Il y a un peu moins de 10 ans, un de mes professeurs de journalisme se plaisait à nous dire de ne rien publier sur les médias sociaux qu’on ne voudrait voir à la une d’un grand quotidien. Cette réflexivité devant l’expression publique, qu’on réservait jusqu’alors aux personnalités publiques, commençait à peine à s’étendre à tout un chacun.

La grande prophétie

Véritable vedette du monde intellectuel canadien des années 1960, le théoricien de la communication, Marshall McLuhan, rêvait d’un monde où les médias, pensés largement comme des prolongements des sens humains, permettraient de dépasser les limites de notre enveloppe charnelle.

Pour lui, le contenu médiatique ne relevait d’aucune pertinence. Le média, par sa forme et ses effets sur le récepteur, est en soit un message qui révolutionne l’expérience humaine. S’attardant d’abord à tenter de prévoir les transformations qu’entrainerait la télévision, son cadre conceptuel semble plus pertinent aujourd’hui que jamais.

À l’image de la roue, l’électrification – puis éventuellement, la numérisation – des modes de communication se devait d’abattre une fois de plus les distances physiques, de lier les singularités ensemble. Qu’en est-il de cette révolution annoncée en prophète ?

Le paradoxe des bulles

Si je suis assis à table avec ma famille, les yeux rivés sur mon téléphone, en pleine discussion avec 5 ami(e)s, suis-je asocial à l’égard de mes parents, ou social à l’égard de mes ami(e)s ? Dans quel espace je me retrouve si je discute dans l’autobus avec quelqu’un à l’autre bout de la planète par vidéo ? Le problème est justement dans l’incertitude qu’entraine le simple fait de poser ces questions.

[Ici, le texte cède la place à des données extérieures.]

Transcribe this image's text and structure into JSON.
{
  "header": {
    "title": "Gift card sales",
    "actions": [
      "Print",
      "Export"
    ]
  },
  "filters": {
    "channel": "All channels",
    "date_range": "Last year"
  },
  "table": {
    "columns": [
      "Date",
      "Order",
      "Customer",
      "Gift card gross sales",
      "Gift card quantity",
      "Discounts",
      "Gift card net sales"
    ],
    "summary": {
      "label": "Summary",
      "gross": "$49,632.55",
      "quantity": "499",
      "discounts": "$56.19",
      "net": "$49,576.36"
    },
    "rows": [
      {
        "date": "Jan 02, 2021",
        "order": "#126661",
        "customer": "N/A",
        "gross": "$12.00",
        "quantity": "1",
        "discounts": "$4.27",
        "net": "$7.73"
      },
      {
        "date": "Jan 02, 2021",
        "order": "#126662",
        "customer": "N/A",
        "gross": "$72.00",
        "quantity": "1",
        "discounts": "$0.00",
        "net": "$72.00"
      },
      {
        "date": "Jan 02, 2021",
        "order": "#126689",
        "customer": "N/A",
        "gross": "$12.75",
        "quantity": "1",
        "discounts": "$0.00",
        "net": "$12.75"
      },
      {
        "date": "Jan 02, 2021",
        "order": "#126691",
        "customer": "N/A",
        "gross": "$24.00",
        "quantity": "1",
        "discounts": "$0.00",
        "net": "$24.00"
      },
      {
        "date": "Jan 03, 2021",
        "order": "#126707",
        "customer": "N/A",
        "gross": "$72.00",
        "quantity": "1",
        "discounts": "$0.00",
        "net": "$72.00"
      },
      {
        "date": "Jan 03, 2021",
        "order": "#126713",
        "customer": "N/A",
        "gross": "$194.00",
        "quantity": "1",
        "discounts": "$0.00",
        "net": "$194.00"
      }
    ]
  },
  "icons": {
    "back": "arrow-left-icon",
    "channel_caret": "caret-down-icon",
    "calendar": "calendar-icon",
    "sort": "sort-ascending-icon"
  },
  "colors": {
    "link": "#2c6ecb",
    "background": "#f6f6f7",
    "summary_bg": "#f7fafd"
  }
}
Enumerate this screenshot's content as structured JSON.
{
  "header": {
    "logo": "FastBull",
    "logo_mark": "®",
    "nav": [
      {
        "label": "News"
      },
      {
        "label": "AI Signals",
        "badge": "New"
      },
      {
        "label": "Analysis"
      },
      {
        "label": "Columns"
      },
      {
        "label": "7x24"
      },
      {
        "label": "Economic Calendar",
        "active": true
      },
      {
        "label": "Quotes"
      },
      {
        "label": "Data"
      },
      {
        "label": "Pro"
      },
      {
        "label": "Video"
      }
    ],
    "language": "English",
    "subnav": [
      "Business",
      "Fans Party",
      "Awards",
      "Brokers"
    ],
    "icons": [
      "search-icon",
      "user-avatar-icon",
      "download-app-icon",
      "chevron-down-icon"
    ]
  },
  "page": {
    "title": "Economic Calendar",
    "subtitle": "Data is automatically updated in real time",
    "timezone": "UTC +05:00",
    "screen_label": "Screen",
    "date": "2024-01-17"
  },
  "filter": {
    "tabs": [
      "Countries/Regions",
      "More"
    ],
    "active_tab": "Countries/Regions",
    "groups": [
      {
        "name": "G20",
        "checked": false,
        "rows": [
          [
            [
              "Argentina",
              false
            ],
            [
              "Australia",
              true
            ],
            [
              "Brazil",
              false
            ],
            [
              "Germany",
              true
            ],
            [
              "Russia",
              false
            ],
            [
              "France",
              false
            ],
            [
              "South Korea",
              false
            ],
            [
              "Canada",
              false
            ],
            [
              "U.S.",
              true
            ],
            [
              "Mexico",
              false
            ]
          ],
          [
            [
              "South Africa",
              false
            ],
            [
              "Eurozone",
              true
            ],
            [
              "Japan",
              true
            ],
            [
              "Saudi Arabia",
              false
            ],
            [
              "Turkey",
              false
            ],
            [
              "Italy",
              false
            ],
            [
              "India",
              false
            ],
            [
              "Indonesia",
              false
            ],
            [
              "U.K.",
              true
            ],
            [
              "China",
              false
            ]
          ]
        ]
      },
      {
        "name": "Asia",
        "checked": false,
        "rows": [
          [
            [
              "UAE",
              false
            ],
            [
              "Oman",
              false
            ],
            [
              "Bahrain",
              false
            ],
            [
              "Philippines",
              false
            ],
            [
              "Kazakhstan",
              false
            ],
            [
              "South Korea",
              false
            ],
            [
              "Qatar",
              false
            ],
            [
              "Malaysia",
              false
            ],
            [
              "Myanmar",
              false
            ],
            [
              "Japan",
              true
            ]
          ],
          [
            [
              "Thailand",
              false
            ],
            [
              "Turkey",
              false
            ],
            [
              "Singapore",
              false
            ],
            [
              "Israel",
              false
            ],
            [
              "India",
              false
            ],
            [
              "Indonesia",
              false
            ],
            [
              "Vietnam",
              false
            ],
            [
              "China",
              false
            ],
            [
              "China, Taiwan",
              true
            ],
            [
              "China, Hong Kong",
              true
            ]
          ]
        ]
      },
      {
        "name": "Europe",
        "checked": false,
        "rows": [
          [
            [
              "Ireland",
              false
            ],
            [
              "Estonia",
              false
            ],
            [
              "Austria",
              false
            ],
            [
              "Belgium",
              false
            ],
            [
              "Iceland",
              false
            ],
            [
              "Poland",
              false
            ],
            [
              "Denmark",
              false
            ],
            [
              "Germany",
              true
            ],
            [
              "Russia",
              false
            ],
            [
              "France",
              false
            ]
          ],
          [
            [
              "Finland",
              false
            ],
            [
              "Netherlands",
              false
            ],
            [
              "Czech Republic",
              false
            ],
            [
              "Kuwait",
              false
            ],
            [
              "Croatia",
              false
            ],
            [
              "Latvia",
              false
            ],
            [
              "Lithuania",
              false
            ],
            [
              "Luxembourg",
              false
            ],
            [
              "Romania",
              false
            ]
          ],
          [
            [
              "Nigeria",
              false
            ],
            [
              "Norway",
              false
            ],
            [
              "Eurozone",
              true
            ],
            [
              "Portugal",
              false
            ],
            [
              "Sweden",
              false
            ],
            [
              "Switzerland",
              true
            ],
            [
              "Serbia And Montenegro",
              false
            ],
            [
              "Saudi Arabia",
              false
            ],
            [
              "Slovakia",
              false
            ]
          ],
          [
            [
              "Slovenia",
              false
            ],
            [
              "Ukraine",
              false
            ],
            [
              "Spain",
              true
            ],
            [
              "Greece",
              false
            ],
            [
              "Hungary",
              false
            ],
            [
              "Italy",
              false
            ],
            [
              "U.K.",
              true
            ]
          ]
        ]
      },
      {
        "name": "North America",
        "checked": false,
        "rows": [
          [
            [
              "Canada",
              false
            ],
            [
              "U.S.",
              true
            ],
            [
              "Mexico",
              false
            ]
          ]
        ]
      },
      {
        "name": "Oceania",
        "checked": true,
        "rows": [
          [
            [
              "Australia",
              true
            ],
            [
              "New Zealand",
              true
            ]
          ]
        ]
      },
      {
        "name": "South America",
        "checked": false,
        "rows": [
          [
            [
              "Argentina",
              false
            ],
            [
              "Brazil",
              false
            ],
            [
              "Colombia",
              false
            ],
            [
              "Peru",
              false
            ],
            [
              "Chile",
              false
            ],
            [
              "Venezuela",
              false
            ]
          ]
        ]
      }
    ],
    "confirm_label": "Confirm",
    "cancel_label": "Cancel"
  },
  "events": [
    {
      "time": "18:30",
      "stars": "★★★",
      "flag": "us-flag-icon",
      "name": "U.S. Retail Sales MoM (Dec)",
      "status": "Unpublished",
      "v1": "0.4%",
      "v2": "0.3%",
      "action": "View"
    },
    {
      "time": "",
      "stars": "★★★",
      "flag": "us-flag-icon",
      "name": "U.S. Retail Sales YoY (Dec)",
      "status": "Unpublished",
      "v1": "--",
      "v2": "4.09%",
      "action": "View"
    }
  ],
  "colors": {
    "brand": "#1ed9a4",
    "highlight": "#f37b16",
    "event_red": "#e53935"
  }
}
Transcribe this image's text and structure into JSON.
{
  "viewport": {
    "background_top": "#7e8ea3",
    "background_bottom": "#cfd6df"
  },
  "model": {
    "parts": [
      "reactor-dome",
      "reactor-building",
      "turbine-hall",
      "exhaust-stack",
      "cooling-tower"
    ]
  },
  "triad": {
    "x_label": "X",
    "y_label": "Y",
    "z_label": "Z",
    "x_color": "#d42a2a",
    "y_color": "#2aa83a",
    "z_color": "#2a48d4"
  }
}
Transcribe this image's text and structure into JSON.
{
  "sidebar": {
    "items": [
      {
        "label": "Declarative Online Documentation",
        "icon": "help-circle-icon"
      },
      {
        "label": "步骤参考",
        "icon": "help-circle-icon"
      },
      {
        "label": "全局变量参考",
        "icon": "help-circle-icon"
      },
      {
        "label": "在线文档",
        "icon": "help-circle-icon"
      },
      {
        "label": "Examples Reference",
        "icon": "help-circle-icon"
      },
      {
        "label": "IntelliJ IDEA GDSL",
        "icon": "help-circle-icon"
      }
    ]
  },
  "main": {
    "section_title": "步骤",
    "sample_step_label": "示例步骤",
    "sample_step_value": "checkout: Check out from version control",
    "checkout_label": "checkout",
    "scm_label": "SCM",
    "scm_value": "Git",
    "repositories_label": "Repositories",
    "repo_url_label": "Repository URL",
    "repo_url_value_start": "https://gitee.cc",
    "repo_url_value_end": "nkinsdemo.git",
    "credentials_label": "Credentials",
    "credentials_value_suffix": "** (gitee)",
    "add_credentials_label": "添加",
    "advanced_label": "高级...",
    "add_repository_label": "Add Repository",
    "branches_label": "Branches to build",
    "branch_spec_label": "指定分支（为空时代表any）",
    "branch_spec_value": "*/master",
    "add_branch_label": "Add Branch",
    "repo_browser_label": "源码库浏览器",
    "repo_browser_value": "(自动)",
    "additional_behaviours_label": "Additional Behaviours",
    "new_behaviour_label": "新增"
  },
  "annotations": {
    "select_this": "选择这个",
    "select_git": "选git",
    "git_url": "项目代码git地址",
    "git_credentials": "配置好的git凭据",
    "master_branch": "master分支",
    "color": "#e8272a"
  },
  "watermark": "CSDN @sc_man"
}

D’un côté, je rejette inévitablement la socialité « réelle », contingente et changeante pour me réfugier dans un monde déterminé, le mien. Je comprends très bien en quoi cela peut être libérateur, particulièrement dans des contextes sociaux contraignants. Il est plus simple que jamais de se lier en réseau avec des personnes qui partagent nos intérêts. La vie vient toutefois avec un lot de contradictions, une certaine conflictualité, qu’on ne peut se permettre de simplement éviter. La bulle, qui nous rassure, devient alors des murs invisibles. On voit tout, mais on est figé.

De l’autre, je me retire momentanément du « réel » pour entrer en communication avec quelqu’un qui en fait de même, chacun demeurant physiquement au même endroit. Le fait d’être constamment connecté, en potentialité, avec notre réseau, est séduisant… mais épuisant. Nul besoin d’une éloge de la pleine conscience pour se figurer que le stress occasionné empêche de vaquer pleinement à nos autres occupations.

Le droit à la vie privée

Il est d’autant plus inquiétant que les frontières entre la vie privée et la vie publique sont toujours de plus en plus floues, notamment en raison de la circulation des métadonnées. Il en va de même pour la division entre le temps personnel et le temps de travail. Elles le sont aussi à l’échelle individuelle, où s’organise tout un jeu de présentation de soi en réaction aux autres.

Notre fil, bien qu’il semble nous donner accès au monde, est formaté en fonction de nos intérêts et de ceux de quelques compagnies en position de produire du contenu médiatique. Dans une économie de l’attention, je nous vois en droit de réclamer de ne pas être exposé à des appâts de toutes sortes, de réclamer qu’on réduise le bruit.

S’il est vrai que les médias transforment notre rapport au monde, l’heure est aux réflexions éthiques… dès que j’en ai fini avec cette adorable vidéo de chats.